Too often, social media influencers tend to almost blend in with one another, representing only a certain type of body or lifestyle.
But then there are other times when you do see the best parts of what social media can offer the world: a platform for people to shift the norm, and to represent what mainstream media glosses over or totally ignores.
And that's exactly why Unlikely Hikers, an Instagram account that aims to represent fit bodies of all kinds, is so inspiring, and so, so necessary.
Jenny Bruso, who runs the account as well as a separate hiking blog, identifies as "queer, femme, fat, former indoors kid."
Bruso's body-positive journey began when she went hiking on a first date with her now partner, Brie, a day she's said changed her life forever.
She told Portland Monthly,
It changed my life right then and there. We got to a viewpoint and something clicked into place in my head.

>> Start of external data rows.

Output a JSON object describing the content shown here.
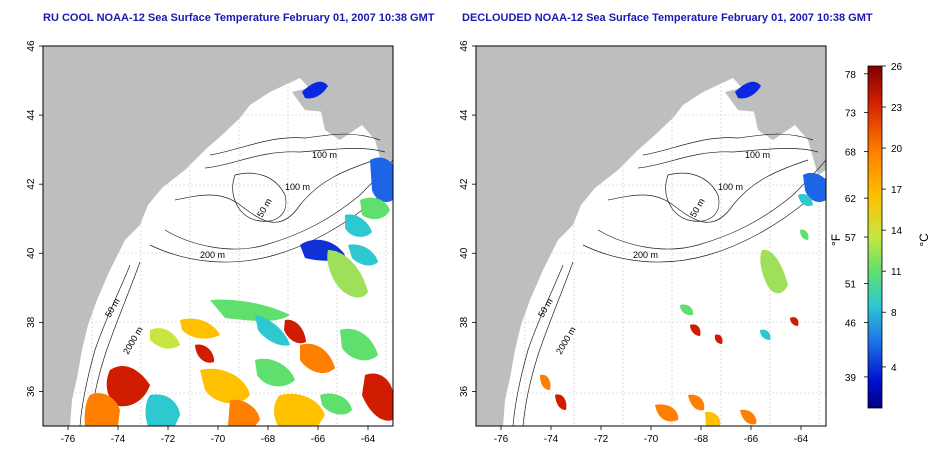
{
  "left_map": {
    "title": "RU COOL NOAA-12 Sea Surface Temperature February 01, 2007 10:38 GMT",
    "x_ticks": [
      "-76",
      "-74",
      "-72",
      "-70",
      "-68",
      "-66",
      "-64"
    ],
    "y_ticks": [
      "36",
      "38",
      "40",
      "42",
      "44",
      "46"
    ],
    "contour_labels": [
      "100 m",
      "100 m",
      "50 m",
      "200 m",
      "50 m",
      "2000 m"
    ]
  },
  "right_map": {
    "title": "DECLOUDED NOAA-12 Sea Surface Temperature February 01, 2007 10:38 GMT",
    "x_ticks": [
      "-76",
      "-74",
      "-72",
      "-70",
      "-68",
      "-66",
      "-64"
    ],
    "y_ticks": [
      "36",
      "38",
      "40",
      "42",
      "44",
      "46"
    ],
    "contour_labels": [
      "100 m",
      "100 m",
      "50 m",
      "200 m",
      "50 m",
      "2000 m"
    ]
  },
  "colorbar": {
    "f_label": "°F",
    "c_label": "°C",
    "f_ticks": [
      "78",
      "73",
      "68",
      "62",
      "57",
      "51",
      "46",
      "39"
    ],
    "c_ticks": [
      "26",
      "23",
      "20",
      "17",
      "14",
      "11",
      "8",
      "4"
    ],
    "colors": [
      "#800000",
      "#d01c00",
      "#ff7f00",
      "#ffc000",
      "#c8e640",
      "#5fe06e",
      "#2ec8d0",
      "#1e78e6",
      "#0010d0",
      "#000080"
    ]
  },
  "chart_data": {
    "type": "heatmap",
    "x_range": [
      -77,
      -63
    ],
    "y_range": [
      35,
      46
    ],
    "x_unit": "longitude",
    "y_unit": "latitude",
    "colorscale_celsius": [
      1,
      26
    ],
    "colorscale_fahrenheit": [
      35,
      79
    ]
  }
}
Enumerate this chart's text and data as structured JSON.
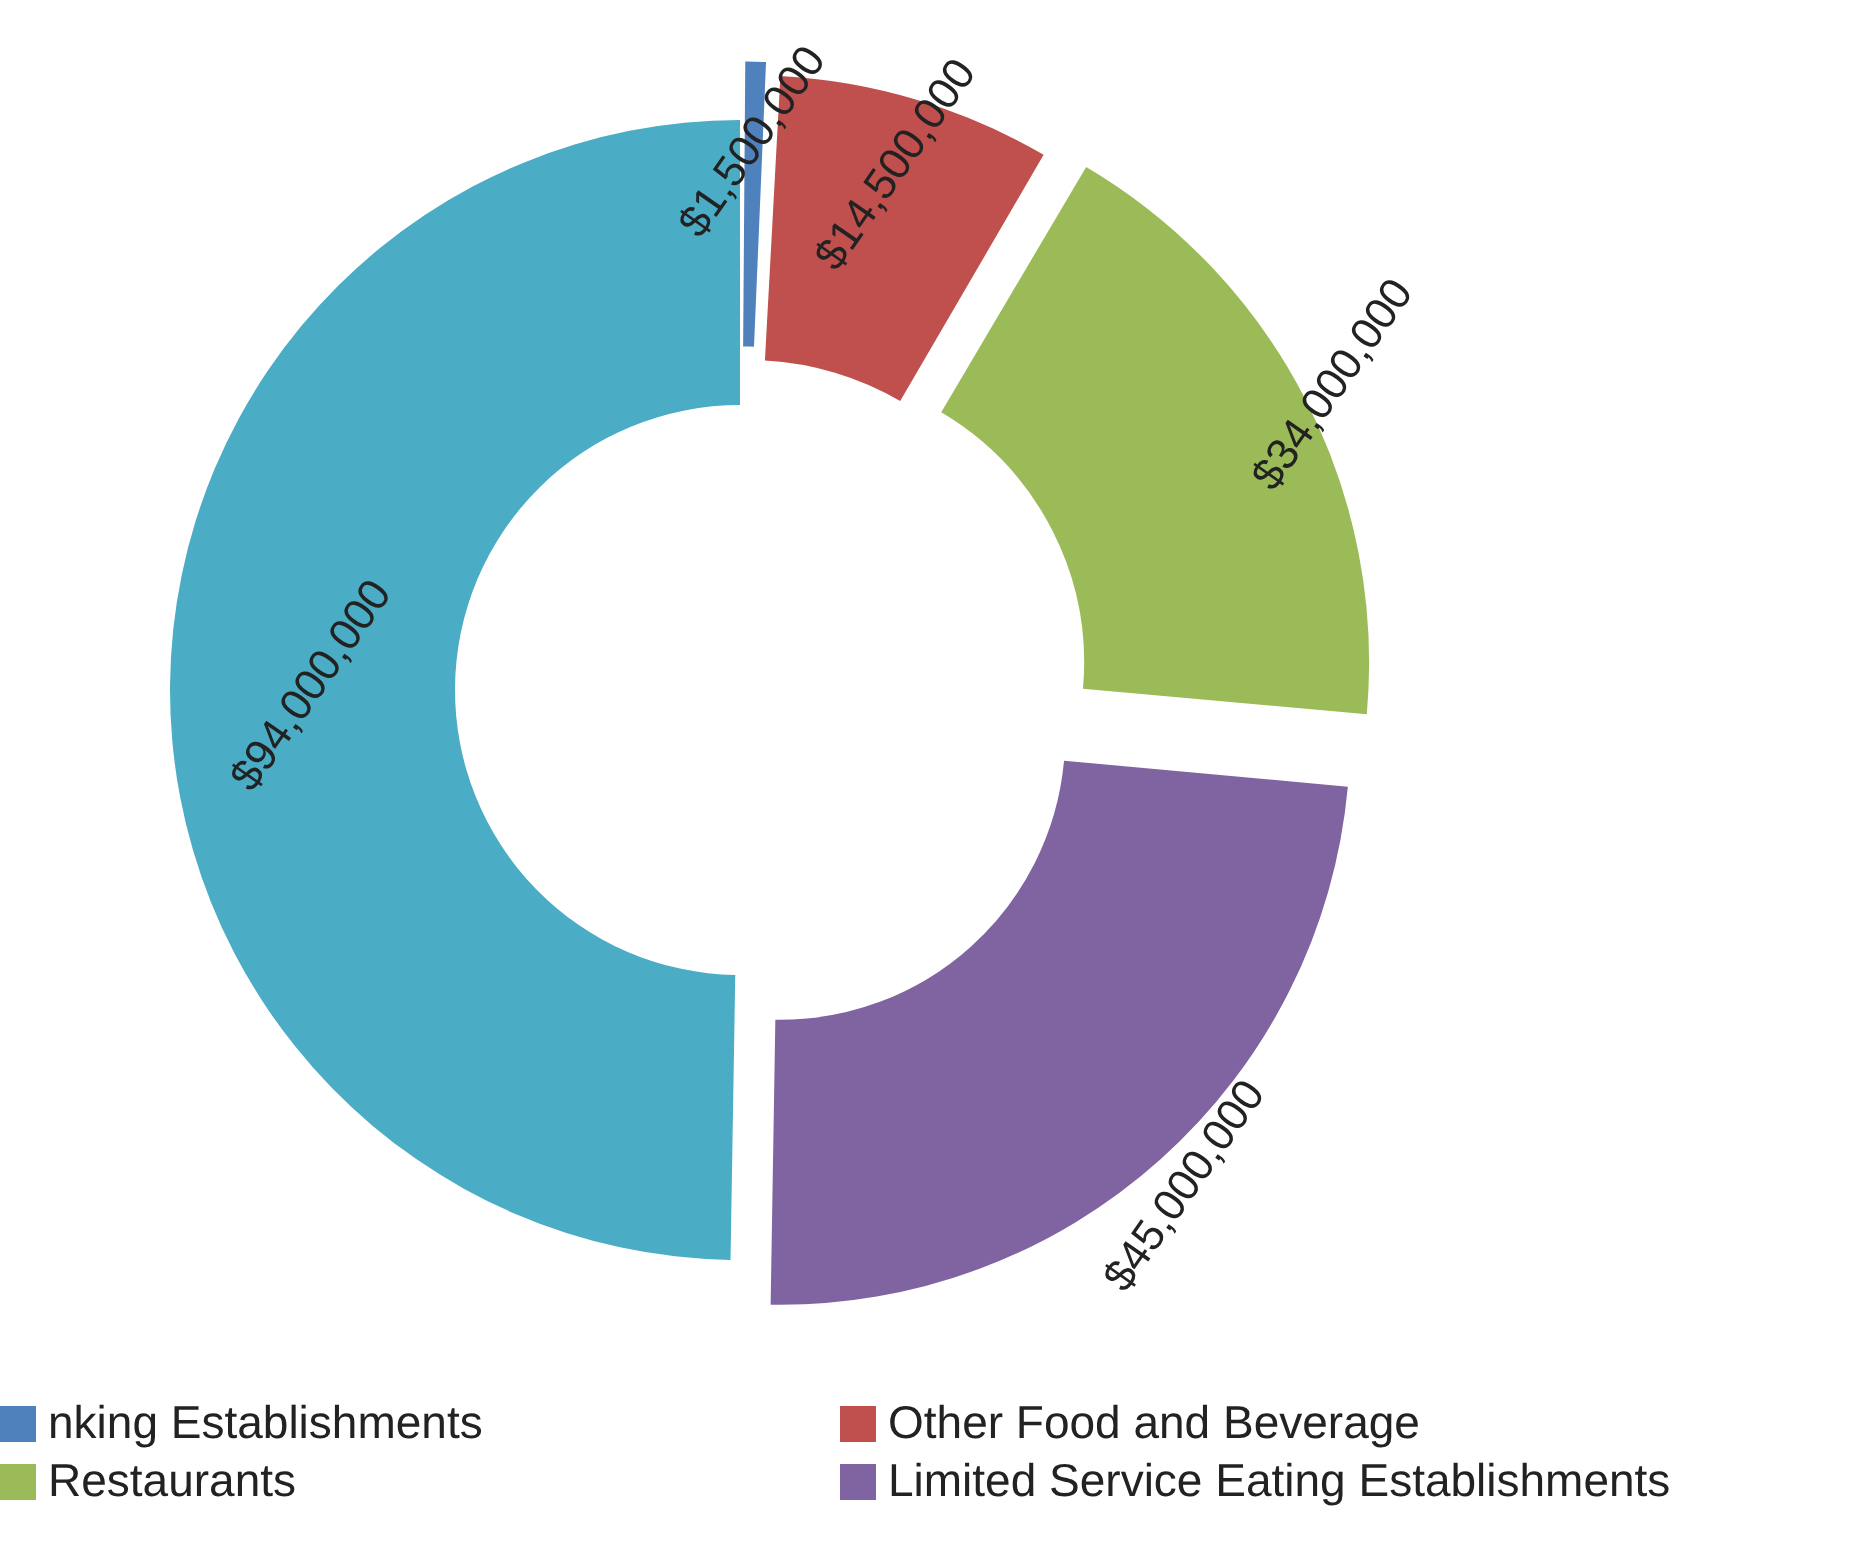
{
  "chart_data": {
    "type": "donut",
    "categories": [
      "nking Establishments",
      "Other Food and Beverage",
      "Restaurants",
      "Limited Service Eating Establishments",
      null
    ],
    "values": [
      1500000,
      14500000,
      34000000,
      45000000,
      94000000
    ],
    "colors": [
      "#4f81bd",
      "#c0504d",
      "#9bbb59",
      "#8064a2",
      "#4bacc6"
    ],
    "value_labels": [
      "$1,500,000",
      "$14,500,000",
      "$34,000,000",
      "$45,000,000",
      "$94,000,000"
    ],
    "legend": "bottom"
  }
}
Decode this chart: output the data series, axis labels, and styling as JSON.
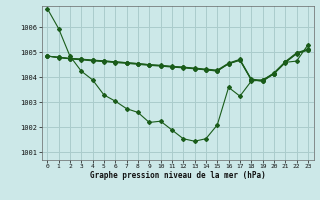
{
  "title": "Graphe pression niveau de la mer (hPa)",
  "background_color": "#cce8e8",
  "grid_color": "#aacccc",
  "line_color": "#1a5c1a",
  "x_ticks": [
    0,
    1,
    2,
    3,
    4,
    5,
    6,
    7,
    8,
    9,
    10,
    11,
    12,
    13,
    14,
    15,
    16,
    17,
    18,
    19,
    20,
    21,
    22,
    23
  ],
  "ylim": [
    1000.7,
    1006.85
  ],
  "yticks": [
    1001,
    1002,
    1003,
    1004,
    1005,
    1006
  ],
  "lines": [
    [
      1006.75,
      1005.95,
      1004.85,
      1004.25,
      1003.9,
      1003.3,
      1003.05,
      1002.75,
      1002.6,
      1002.2,
      1002.25,
      1001.9,
      1001.55,
      1001.45,
      1001.55,
      1002.1,
      1003.6,
      1003.25,
      1003.85,
      1003.9,
      1004.15,
      1004.6,
      1004.65,
      1005.3
    ],
    [
      1004.85,
      1004.8,
      1004.75,
      1004.72,
      1004.68,
      1004.65,
      1004.62,
      1004.58,
      1004.55,
      1004.5,
      1004.47,
      1004.43,
      1004.4,
      1004.35,
      1004.3,
      1004.25,
      1004.55,
      1004.7,
      1003.9,
      1003.85,
      1004.15,
      1004.6,
      1004.96,
      1005.1
    ],
    [
      1004.85,
      1004.8,
      1004.76,
      1004.73,
      1004.69,
      1004.66,
      1004.62,
      1004.59,
      1004.55,
      1004.51,
      1004.48,
      1004.44,
      1004.41,
      1004.37,
      1004.33,
      1004.29,
      1004.57,
      1004.72,
      1003.93,
      1003.88,
      1004.18,
      1004.63,
      1004.98,
      1005.13
    ],
    [
      1004.85,
      1004.79,
      1004.74,
      1004.7,
      1004.66,
      1004.63,
      1004.59,
      1004.56,
      1004.52,
      1004.48,
      1004.45,
      1004.41,
      1004.38,
      1004.34,
      1004.3,
      1004.26,
      1004.54,
      1004.68,
      1003.9,
      1003.85,
      1004.14,
      1004.59,
      1004.94,
      1005.09
    ]
  ]
}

After that day, Bruso started her blog and began posting pictures of her adventures, with a goal to shift the image of what it really means to be outdoorsy and have a relationship with nature.
Bruso feels this is important because, according to her, the face of the outdoors is usually a thin, flawless white woman looking like she got “airlifted” to a mountain top -- which is not what a hike looks like on her:
I look haggard and like I just worked my ass off to get up there.
Same, girl.
While Bruso does post pictures of herself hiking, the Instagram account mostly features a diverse range of other "unlikely" hikers and their stories.
Among other posts on the page are a queer, polyamorous family of color, an adventure-loving husband and wife who aren't afraid to admit they don't look like the typical couple ("a thin white man and a tall, plus-sized black woman"), and a German traveler who uses a wheelchair.
For Bruso, hiking offers her a way to cope with the anxieties of everyday life -- a common theme for the people represented on her Instagram and blog.
For example, in her interview with Portland Monthly, Bruso said one of the hikers featured on her blog is a veteran from Louisiana who finds solace in nature after contending with PTSD and depression for much of his life.
Bruso explained how she personally finds peaceful in the tranquility of nature:
Even when I'm in a really bad place, when I'm hiking I get distracted by the rhythm of moving. And I love it. I feel like I get to carry that relief with me.
And that's truly something everyone, and every body, can relate to.